Runtime Error related to shared memory

Hi,

i got an error might relate to dataloader and shared memory, the error below would pop up randomly.

RuntimeError: falseINTERNAL ASSERT FAILED at /opt/conda/conda-bld/pytorch_1639180588308/work/aten/src/ATen/MapAllocator.cpp:263, please report a bug to PyTorch. unable to open shared memory object </torch_43891_16> in read-write mode

I am using DDP torch.distributed.run to train a model on imagenet dataset with a multi-node multi-gpu setup. i’ve tried many possible solution such as setting ulimit -n <max value>, or using the command torch.multiprocessing.set_sharing_strategy('file_system'), but neither doesn’t work.

Each node has AMD CPU with 64 processors + 2 A100 GPUs + 250G RAM

I previously set num_workers=24 in data loader since the node has 64 processors in total but still failed

In the latest attemption i set num_workers=12 and ulimit -n <max value>, it works for now but the code is still running and i cannot make sure the error won’t pop up later.

May i ask would the num_workers related to this error? and also what would be a proper way to choose the num_workers if it is the case.

Thanks!

The code worked only once when setting export OMP_NUM_THREADS=32 and num_workers=12 in two nodes training.

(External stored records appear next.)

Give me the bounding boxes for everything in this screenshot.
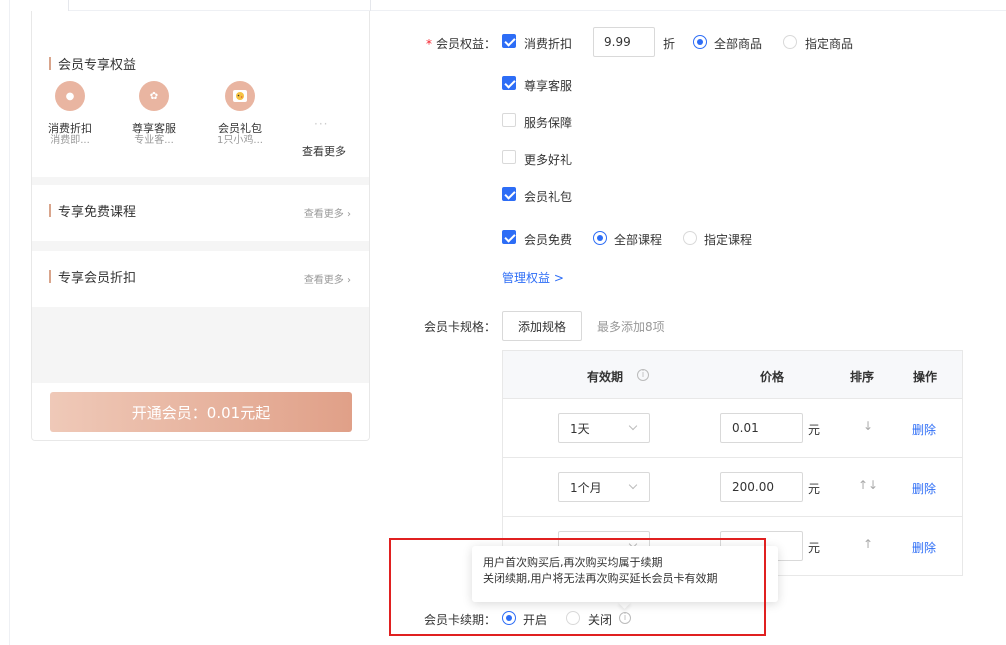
courses-card: 专享免费课程 查看更多 › (32, 185, 369, 241)
more-link[interactable]: 查看更多 › (304, 271, 351, 286)
divider (68, 0, 69, 11)
section-title: 专享免费课程 (49, 201, 136, 220)
more-dots-icon: ··· (314, 117, 329, 131)
validity-select[interactable]: 1天 (558, 413, 650, 443)
validity-select[interactable]: 1个月 (558, 472, 650, 502)
option-label: 尊享客服 (524, 79, 573, 93)
top-divider (68, 0, 1006, 11)
discount-label: 消费折扣 (524, 37, 573, 51)
option-label: 更多好礼 (524, 153, 573, 167)
all-products-label: 全部商品 (714, 37, 763, 51)
guarantee-checkbox[interactable] (502, 113, 516, 127)
unit-label: 元 (808, 482, 821, 496)
section-title: 专享会员折扣 (49, 267, 136, 286)
benefit-item[interactable]: ✿ 尊享客服 专业客... (124, 81, 184, 146)
more-link[interactable]: 查看更多 › (304, 205, 351, 220)
add-spec-button[interactable]: 添加规格 (502, 311, 582, 341)
all-products-radio[interactable] (693, 35, 707, 49)
price-input[interactable]: 0.01 (720, 413, 803, 443)
chevron-down-icon (628, 421, 638, 431)
benefits-label: * 会员权益： (425, 37, 496, 51)
open-membership-button[interactable]: 开通会员：0.01元起 (50, 392, 352, 432)
unit-label: 元 (808, 541, 821, 555)
header-sort: 排序 (850, 370, 875, 384)
service-checkbox[interactable] (502, 76, 516, 90)
specific-products-label: 指定商品 (805, 37, 854, 51)
all-courses-radio[interactable] (593, 231, 607, 245)
specific-products-radio[interactable] (783, 35, 797, 49)
table-header: 有效期 i 价格 排序 操作 (503, 351, 962, 399)
discount-card: 专享会员折扣 查看更多 › (32, 251, 369, 307)
free-checkbox[interactable] (502, 230, 516, 244)
sort-arrows[interactable]: ↑ (853, 537, 883, 551)
section-title: 会员专享权益 (49, 54, 136, 73)
header-validity: 有效期 (587, 370, 624, 384)
all-courses-label: 全部课程 (614, 233, 663, 247)
header-action: 操作 (913, 370, 938, 384)
divider (370, 0, 371, 11)
highlight-box (389, 538, 766, 636)
specific-courses-radio[interactable] (683, 231, 697, 245)
sort-arrows[interactable]: ↓ (853, 419, 883, 433)
unit-label: 元 (808, 423, 821, 437)
manage-benefits-link[interactable]: 管理权益 > (502, 269, 564, 286)
free-label: 会员免费 (524, 233, 573, 247)
table-row: 1天 0.01 元 ↓ 删除 (503, 399, 962, 458)
table-row: 1个月 200.00 元 ↑↓ 删除 (503, 458, 962, 517)
sort-arrows[interactable]: ↑↓ (853, 478, 883, 492)
header-price: 价格 (760, 370, 785, 384)
benefit-item[interactable]: ● 消费折扣 消费即... (40, 81, 100, 146)
discount-input[interactable]: 9.99 (593, 27, 655, 57)
tag-icon: ● (55, 81, 85, 111)
discount-unit: 折 (663, 37, 676, 51)
price-input[interactable]: 200.00 (720, 472, 803, 502)
member-preview: 会员专享权益 ● 消费折扣 消费即... ✿ 尊享客服 专业客... 会员礼包 … (31, 11, 370, 441)
footer-bar: 开通会员：0.01元起 (32, 383, 369, 440)
service-icon: ✿ (139, 81, 169, 111)
spec-label: 会员卡规格： (423, 320, 496, 334)
left-edge (0, 0, 10, 645)
discount-checkbox[interactable] (502, 34, 516, 48)
spec-hint: 最多添加8项 (597, 320, 665, 334)
delete-link[interactable]: 删除 (912, 539, 936, 556)
specific-courses-label: 指定课程 (704, 233, 753, 247)
gifts-checkbox[interactable] (502, 150, 516, 164)
option-label: 服务保障 (524, 116, 573, 130)
chevron-down-icon (628, 480, 638, 490)
benefit-item[interactable]: 会员礼包 1只小鸡... (210, 81, 270, 146)
option-label: 会员礼包 (524, 190, 573, 204)
info-icon[interactable]: i (637, 369, 649, 381)
delete-link[interactable]: 删除 (912, 480, 936, 497)
see-more-link[interactable]: 查看更多 (302, 143, 346, 159)
gift-pack-checkbox[interactable] (502, 187, 516, 201)
benefits-card: 会员专享权益 ● 消费折扣 消费即... ✿ 尊享客服 专业客... 会员礼包 … (32, 11, 369, 177)
gift-icon (225, 81, 255, 111)
delete-link[interactable]: 删除 (912, 421, 936, 438)
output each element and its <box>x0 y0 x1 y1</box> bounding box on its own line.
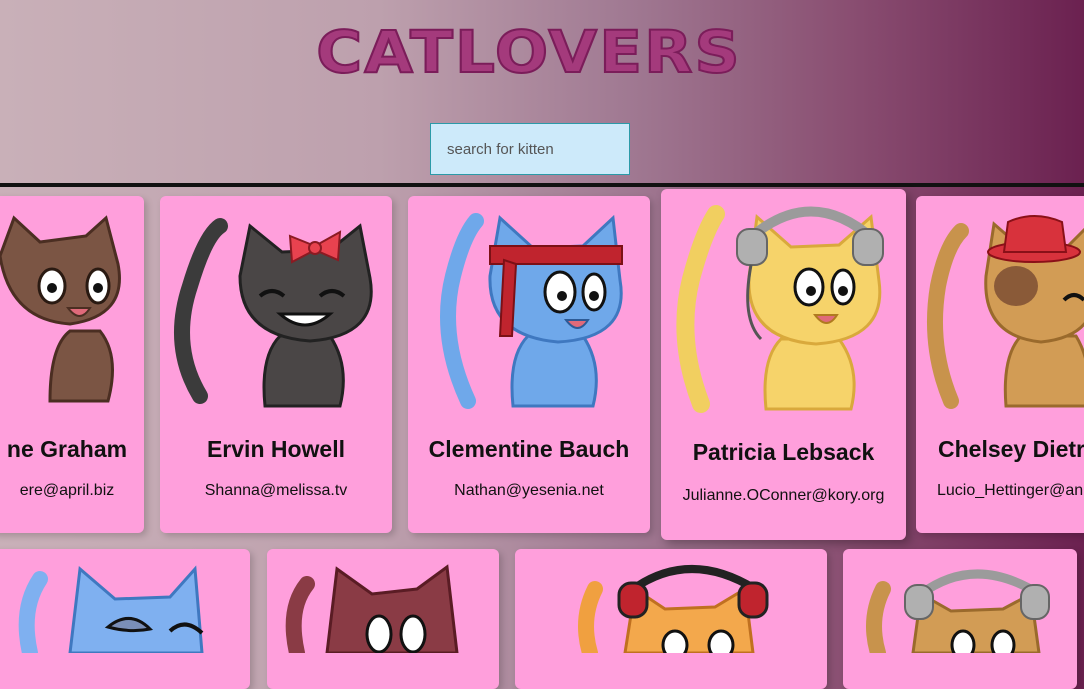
cat-card[interactable]: Chelsey Dietr Lucio_Hettinger@an <box>916 196 1084 533</box>
cat-email: Lucio_Hettinger@an <box>937 482 1084 499</box>
cat-email: Nathan@yesenia.net <box>454 482 604 499</box>
cat-name: Clementine Bauch <box>428 436 630 462</box>
cat-card[interactable] <box>843 549 1077 689</box>
divider <box>0 183 1084 187</box>
cat-name: Patricia Lebsack <box>692 439 875 465</box>
black-cat-with-bow-icon <box>174 218 373 408</box>
cat-card[interactable]: Patricia Lebsack Julianne.OConner@kory.o… <box>661 189 906 540</box>
cat-card[interactable] <box>267 549 499 689</box>
cat-name: Chelsey Dietr <box>938 436 1084 462</box>
cat-email: Julianne.OConner@kory.org <box>682 487 885 504</box>
cat-card[interactable] <box>0 549 250 689</box>
cat-card[interactable] <box>515 549 827 689</box>
header: CATLOVERS <box>0 0 1084 184</box>
yellow-cat-with-headphones-icon <box>676 205 884 413</box>
blue-cat-with-headband-icon <box>440 213 623 409</box>
maroon-cat-icon <box>285 564 459 653</box>
cat-name: ne Graham <box>6 436 128 462</box>
cat-card[interactable]: Clementine Bauch Nathan@yesenia.net <box>408 196 650 533</box>
blue-cat-icon <box>18 565 204 653</box>
tan-cat-with-headphones-icon <box>866 569 1050 653</box>
search-input[interactable] <box>430 123 630 175</box>
brown-cat-icon <box>0 215 121 403</box>
cat-email: Shanna@melissa.tv <box>204 482 348 499</box>
cat-card[interactable]: Ervin Howell Shanna@melissa.tv <box>160 196 392 533</box>
cat-name: Ervin Howell <box>206 436 346 462</box>
tan-cat-with-hat-icon <box>927 215 1084 409</box>
page-title: CATLOVERS <box>315 17 742 87</box>
cat-card[interactable]: ne Graham ere@april.biz <box>0 196 144 533</box>
orange-cat-with-headphones-icon <box>578 565 769 653</box>
cat-email: ere@april.biz <box>19 482 115 499</box>
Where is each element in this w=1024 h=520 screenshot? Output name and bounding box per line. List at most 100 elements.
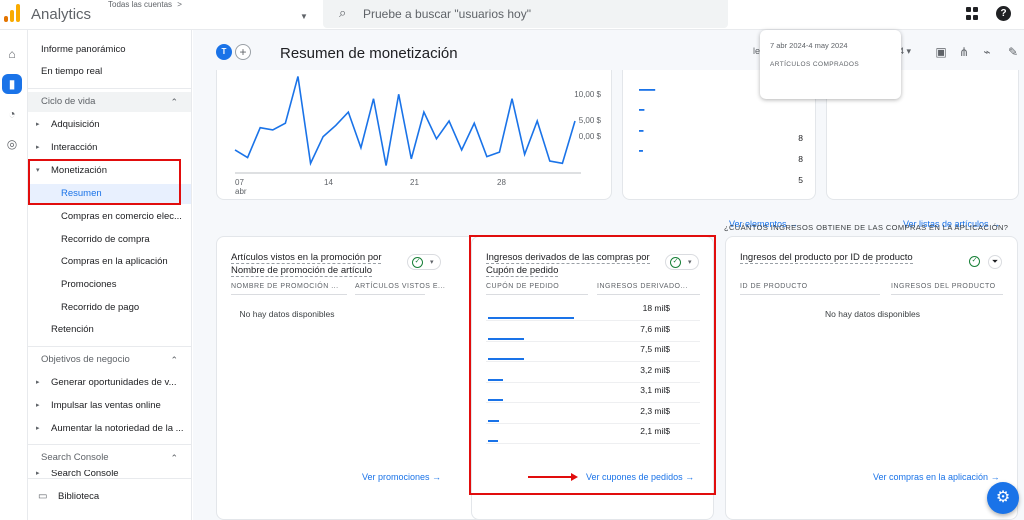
data-quality-check-icon[interactable]: ✓ [968,255,982,269]
sidebar-item-promotions[interactable]: Promociones [28,275,191,295]
app-title[interactable]: Analytics [31,6,91,23]
column-header[interactable]: CUPÓN DE PEDIDO [486,283,559,290]
x-tick-label: 21 [410,178,419,187]
row-separator [486,422,700,424]
search-input[interactable] [363,4,703,24]
sidebar-item-search-console[interactable]: ▸ Search Console [28,470,191,478]
coupon-revenue-bar [488,419,499,422]
account-label: Todas las cuentas [108,0,173,9]
sidebar-item-purchase-journey[interactable]: Recorrido de compra [28,230,191,250]
red-arrow-annotation-icon [528,473,578,481]
sidebar-item-engagement[interactable]: ▸ Interacción [28,138,191,158]
chevron-down-icon: ▾ [430,259,434,266]
comparison-chip[interactable]: T [216,44,232,60]
column-header[interactable]: ARTÍCULOS VISTOS E... [355,283,445,290]
coupon-revenue-value: 18 mil$ [642,303,670,313]
sidebar-item-realtime[interactable]: En tiempo real [28,62,191,82]
chevron-up-icon: ⌃ [170,355,178,365]
items-bar [639,150,643,152]
coupon-revenue-value: 7,6 mil$ [640,323,670,334]
edit-icon[interactable]: ✎ [1006,45,1020,59]
sidebar-item-brand-awareness[interactable]: ▸ Aumentar la notoriedad de la ... [28,419,191,439]
items-value: 8 [798,154,803,164]
sidebar-item-drive-sales[interactable]: ▸ Impulsar las ventas online [28,396,191,416]
help-icon[interactable]: ? [996,6,1011,21]
chevron-down-icon: ▾ [688,259,692,266]
filter-icon[interactable]: ⏷ [988,255,1002,269]
sidebar-item-library[interactable]: ▭ Biblioteca [28,487,191,507]
items-bar [639,130,644,132]
customize-report-icon[interactable]: ▣ [934,45,948,59]
items-value: 5 [798,175,803,185]
coupon-revenue-bar [488,317,574,319]
row-separator [486,340,700,342]
chart-tooltip: 7 abr 2024-4 may 2024 ARTÍCULOS COMPRADO… [760,30,901,99]
row-separator [486,402,700,403]
account-selector[interactable]: Todas las cuentas > [108,0,182,9]
row-separator [486,361,700,362]
sidebar-footer: ▭ Biblioteca [28,478,191,520]
data-quality-menu[interactable]: ✓ ▾ [407,254,441,270]
coupon-revenue-bar [488,440,499,442]
revenue-line-chart: 10,00 $ 5,00 $ 0,00 $ 07abr 14 21 28 [234,76,602,196]
reports-sidebar: Informe panorámico En tiempo real Ciclo … [28,30,192,520]
sidebar-item-overview[interactable]: Informe panorámico [28,40,191,60]
sidebar-divider [28,88,191,89]
expand-arrow-icon: ▸ [36,425,40,432]
data-quality-menu[interactable]: ✓ ▾ [665,254,699,270]
sidebar-section-business-objectives[interactable]: Objetivos de negocio ⌃ [28,350,191,370]
explore-icon[interactable]: ◔ [2,104,22,124]
product-card-title: Ingresos del producto por ID de producto [740,252,913,264]
analytics-logo-icon[interactable] [4,4,20,22]
coupon-revenue-bar [488,337,525,340]
expand-arrow-icon: ▸ [36,470,40,477]
sidebar-item-retention[interactable]: Retención [28,320,191,340]
date-range-prefix[interactable]: le [753,46,760,56]
column-underline [891,294,1003,295]
check-icon: ✓ [969,256,980,267]
tooltip-date: 7 abr 2024-4 may 2024 [770,41,848,50]
view-promotions-link[interactable]: Ver promociones → [362,472,441,482]
add-comparison-button[interactable]: + [235,44,251,60]
items-bar [639,89,656,91]
promotions-card-title: Artículos vistos en la promoción por Nom… [231,252,382,277]
sidebar-item-checkout-journey[interactable]: Recorrido de pago [28,298,191,318]
coupon-revenue-bar [488,358,524,360]
share-icon[interactable]: ⋔ [957,45,971,59]
chevron-up-icon: ⌃ [170,453,178,463]
sidebar-section-lifecycle[interactable]: Ciclo de vida ⌃ [28,92,191,112]
column-header[interactable]: ID DE PRODUCTO [740,283,808,290]
settings-fab-icon[interactable]: ⚙ [987,482,1019,514]
revenue-series-line [234,76,576,167]
advertising-icon[interactable]: ◎ [2,134,22,154]
nav-rail: ⌂ ▮ ◔ ◎ [0,30,28,520]
y-tick-label: 0,00 $ [579,132,602,141]
property-dropdown-icon[interactable]: ▼ [300,12,308,21]
sidebar-divider [28,444,191,445]
sidebar-item-acquisition[interactable]: ▸ Adquisición [28,115,191,135]
view-in-app-purchases-link[interactable]: Ver compras en la aplicación → [873,472,1000,482]
x-tick-month-label: abr [235,187,247,196]
sidebar-item-summary[interactable]: Resumen [28,184,191,204]
insights-icon[interactable]: ⌁ [980,45,994,59]
home-icon[interactable]: ⌂ [2,44,22,64]
items-bar [639,109,645,111]
search-icon: ⌕ [339,5,347,20]
search-bar[interactable]: ⌕ [323,0,728,28]
x-tick-label: 14 [324,178,333,187]
column-header[interactable]: INGRESOS DEL PRODUCTO [891,283,996,290]
column-header[interactable]: NOMBRE DE PROMOCIÓN ... [231,283,339,290]
reports-icon[interactable]: ▮ [2,74,22,94]
apps-grid-icon[interactable] [966,7,979,20]
coupon-card-title: Ingresos derivados de las compras por Cu… [486,252,650,277]
sidebar-section-search-console[interactable]: Search Console ⌃ [28,448,191,468]
coupon-revenue-value: 3,1 mil$ [640,385,670,395]
main-content: T + Resumen de monetización le 4 ▾ ▣ ⋔ ⌁… [193,30,1024,520]
sidebar-item-monetization[interactable]: ▾ Monetización [28,161,191,181]
column-header[interactable]: INGRESOS DERIVADO... [597,283,688,290]
x-tick-label: 07 [235,178,244,187]
view-coupons-link[interactable]: Ver cupones de pedidos → [586,472,694,482]
sidebar-item-generate-leads[interactable]: ▸ Generar oportunidades de v... [28,373,191,393]
sidebar-item-in-app-purchases[interactable]: Compras en la aplicación [28,252,191,272]
sidebar-item-ecommerce[interactable]: Compras en comercio elec... [28,207,191,227]
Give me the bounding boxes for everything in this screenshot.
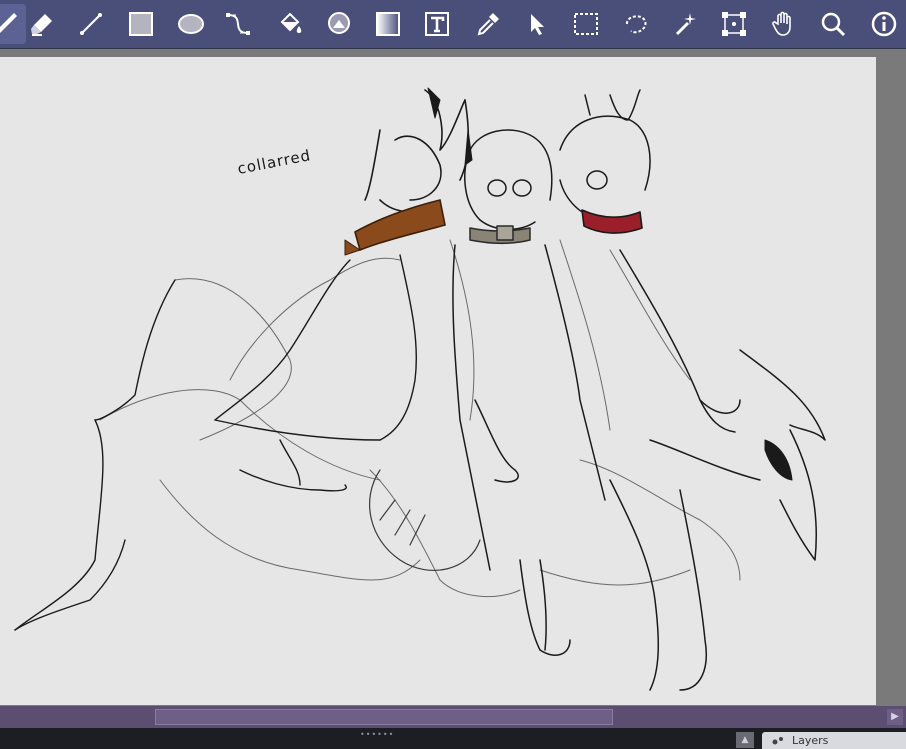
- workspace: collarred: [0, 49, 906, 706]
- panel-collapse-button[interactable]: ▲: [736, 732, 754, 748]
- ellipse-icon: [178, 14, 204, 34]
- zoom-tool-button[interactable]: [813, 4, 853, 44]
- scroll-right-arrow-icon[interactable]: ▶: [887, 709, 903, 725]
- zoom-icon: [821, 12, 846, 37]
- fill-icon: [280, 12, 302, 33]
- transform-icon: [722, 12, 746, 36]
- sketch-artwork: [14, 87, 826, 691]
- freehand-select-tool-button[interactable]: [616, 4, 656, 44]
- line-icon: [80, 13, 102, 35]
- info-tool-button[interactable]: [864, 4, 904, 44]
- horizontal-scrollbar[interactable]: ▶: [0, 706, 906, 728]
- gradient-icon: [376, 12, 400, 36]
- magic-wand-icon: [675, 13, 696, 36]
- pan-tool-button[interactable]: [764, 4, 804, 44]
- eraser-tool-button[interactable]: [22, 4, 62, 44]
- text-icon: [425, 12, 449, 36]
- eraser-icon: [31, 14, 52, 36]
- eyedropper-icon: [477, 13, 499, 36]
- ellipse-tool-button[interactable]: [171, 4, 211, 44]
- rect-select-icon: [574, 13, 598, 35]
- text-tool-button[interactable]: [417, 4, 457, 44]
- layers-icon: [772, 737, 783, 745]
- bezier-tool-button[interactable]: [218, 4, 258, 44]
- rectangle-tool-button[interactable]: [121, 4, 161, 44]
- brush-icon: [0, 13, 17, 33]
- rect-select-tool-button[interactable]: [566, 4, 606, 44]
- smart-fill-icon: [328, 12, 350, 34]
- move-tool-button[interactable]: [517, 4, 557, 44]
- panel-resize-grip[interactable]: ••••••: [360, 730, 394, 739]
- drawing-canvas[interactable]: collarred: [0, 57, 876, 705]
- bottom-panel-bar: •••••• ▲ Layers: [0, 728, 906, 749]
- smart-fill-tool-button[interactable]: [319, 4, 359, 44]
- bezier-icon: [226, 13, 250, 35]
- move-icon: [531, 14, 544, 35]
- toolbar: [0, 0, 906, 49]
- magic-wand-tool-button[interactable]: [665, 4, 705, 44]
- gradient-tool-button[interactable]: [368, 4, 408, 44]
- rectangle-icon: [129, 12, 153, 36]
- horizontal-scroll-thumb[interactable]: [155, 709, 613, 725]
- panel-tab-label: Layers: [792, 734, 829, 747]
- info-icon: [871, 11, 897, 37]
- pan-icon: [772, 11, 791, 36]
- eyedropper-tool-button[interactable]: [468, 4, 508, 44]
- line-tool-button[interactable]: [71, 4, 111, 44]
- freehand-select-icon: [626, 15, 647, 34]
- panel-tab-layers[interactable]: Layers: [762, 732, 906, 749]
- fill-tool-button[interactable]: [270, 4, 310, 44]
- transform-tool-button[interactable]: [714, 4, 754, 44]
- vertical-scrollbar[interactable]: [876, 57, 906, 705]
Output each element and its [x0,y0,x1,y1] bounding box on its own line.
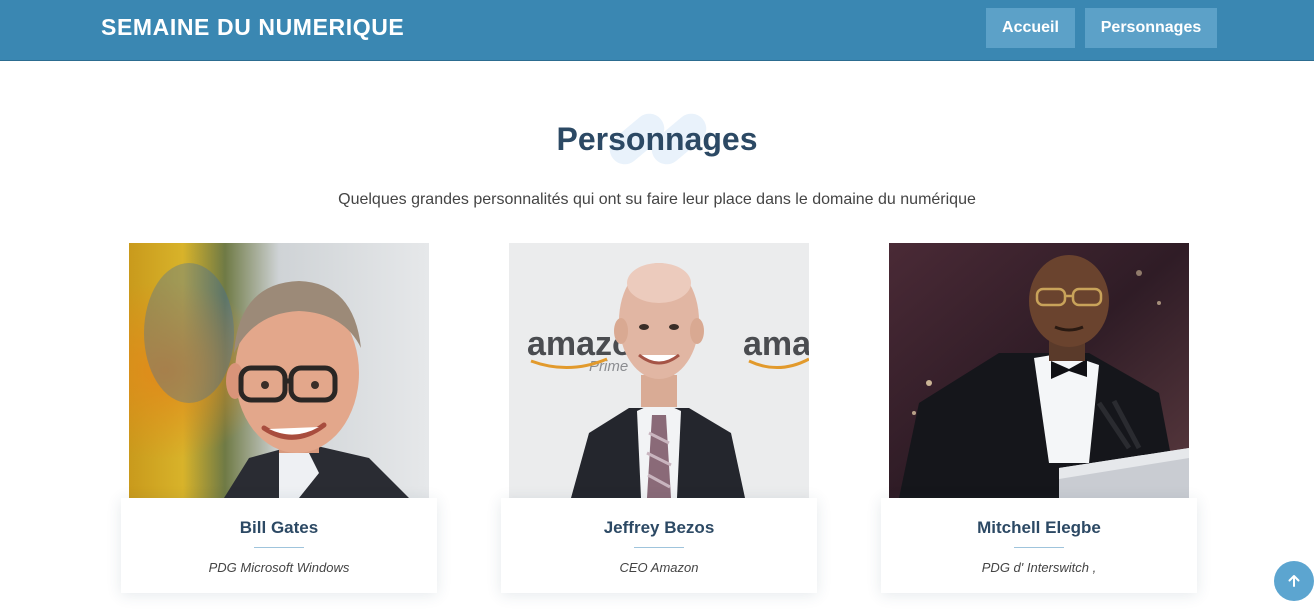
arrow-up-icon [1288,575,1300,587]
person-photo-bill-gates [129,243,429,498]
person-name: Jeffrey Bezos [603,518,715,537]
site-header: SEMAINE DU NUMERIQUE Accueil Personnages [0,0,1314,61]
person-info-jeffrey-bezos: Jeffrey Bezos CEO Amazon [501,498,817,593]
person-role: CEO Amazon [619,560,699,575]
person-photo-mitchell-elegbe [889,243,1189,498]
person-card-jeffrey-bezos: amazon Prime amazon Jeffre [501,243,817,593]
name-divider [634,547,684,548]
section-title: Personnages [556,121,758,157]
backdrop-logo-subtext: Prime [589,358,628,375]
person-photo-jeffrey-bezos: amazon Prime amazon [509,243,809,498]
name-divider [254,547,304,548]
nav-accueil-button[interactable]: Accueil [986,8,1075,48]
site-brand[interactable]: SEMAINE DU NUMERIQUE [101,14,404,41]
person-card-bill-gates: Bill Gates PDG Microsoft Windows [121,243,437,593]
person-info-mitchell-elegbe: Mitchell Elegbe PDG d' Interswitch , [881,498,1197,593]
backdrop-logo-text-right: amazon [743,325,809,363]
section-header: Personnages [0,100,1314,180]
person-name: Mitchell Elegbe [977,518,1101,537]
back-to-top-button[interactable] [1274,561,1314,601]
name-divider [1014,547,1064,548]
nav-personnages-button[interactable]: Personnages [1085,8,1217,48]
person-card-mitchell-elegbe: Mitchell Elegbe PDG d' Interswitch , [881,243,1197,593]
section-subtitle: Quelques grandes personnalités qui ont s… [338,191,976,208]
person-name: Bill Gates [239,518,319,537]
person-role: PDG Microsoft Windows [208,560,350,575]
person-role: PDG d' Interswitch , [981,560,1097,575]
person-info-bill-gates: Bill Gates PDG Microsoft Windows [121,498,437,593]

If I increase the nodes to 4 it fails again.

Thanks for posting the question @yushu. There’re someone else who posted similar problem before, do you think this might help you resolve the issue? How to cache an entire dataset in multiprocessing?

Thanks for your advice. I’ve looked the link you refer, unfortunately it seems not related to my issue.
Current i assume it is related to the PyTorch version. i previously worked on PyTorch 1.10+cuda11.3 on miniconda. Now I switch back to PyTorch 1.9+cuda11, it seems no such error. It is a work around but still can debug why it happens before.